Stepan Chapman’s The Troika is brilliant. A surreal fantasy about a twisted family – an old mexican woman, Eva; a Jeep, Alex; and a Brontosaurus, Naomi, travelling together across an endless desert. It’s engaging and wildly inventive, a book of layered dreams and delusions, featuring guardian angels, fiddler-crab cops, Plasma Wars, and insanity.

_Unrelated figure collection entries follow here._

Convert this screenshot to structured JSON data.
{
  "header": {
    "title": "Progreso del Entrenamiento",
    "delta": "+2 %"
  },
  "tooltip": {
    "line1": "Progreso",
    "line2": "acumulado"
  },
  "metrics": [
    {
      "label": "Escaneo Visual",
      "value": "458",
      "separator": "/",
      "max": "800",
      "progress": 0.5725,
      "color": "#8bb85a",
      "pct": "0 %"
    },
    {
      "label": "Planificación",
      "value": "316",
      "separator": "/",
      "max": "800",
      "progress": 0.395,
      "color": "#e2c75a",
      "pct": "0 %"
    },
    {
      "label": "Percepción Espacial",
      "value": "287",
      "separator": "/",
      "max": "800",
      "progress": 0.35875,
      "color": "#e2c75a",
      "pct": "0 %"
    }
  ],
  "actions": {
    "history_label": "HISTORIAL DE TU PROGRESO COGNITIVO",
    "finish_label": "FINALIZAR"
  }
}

Published by the Ministry of Whimsy Press in 1997, it is unfortunately pretty hard to find a copy of these days. And that’s a damn shame.
Here’s a taste.
I know that what I did was wrong and futile. But I’ll make it up to you, Eva. I’ll take you to a quiet little cemetary. We’ll be happy there, among the tombs and the cedars. The snow will bury us for the winter. No one will disturb us. I have a plan. I shall amplify and elaborate you beyond your wildest dream of yourself. With my forceps, clamps, and bone saws, I will inlay your ribs with mercury and thread seashell copper spirals through your thigh bones. I will microtome your shoulder blades and spread them fanwise into angel wings. Disdiscovering physiology, disinventing dissection, I shall dilate your tissues into a gradually expanding cosmos of flesh. At first, none of the work will make sense to us. But I have my reasons. In spring, we’ll burst up through the melting snow, machine and flesh merged, machine forests, flesh cathedrals. So descend, my laser lamp. Set free your razor brilliance. Slice and peel, fold my love into origami, crown her with pulmonary flowers, and let slender bronchial vines wreathe the brow of my dead bride. For then I may brush back her raven-dark hair with a mermaid’s comb, just so, like the dark of the moon. Dear dead Eva, my only friend, this is all as it is meant to be.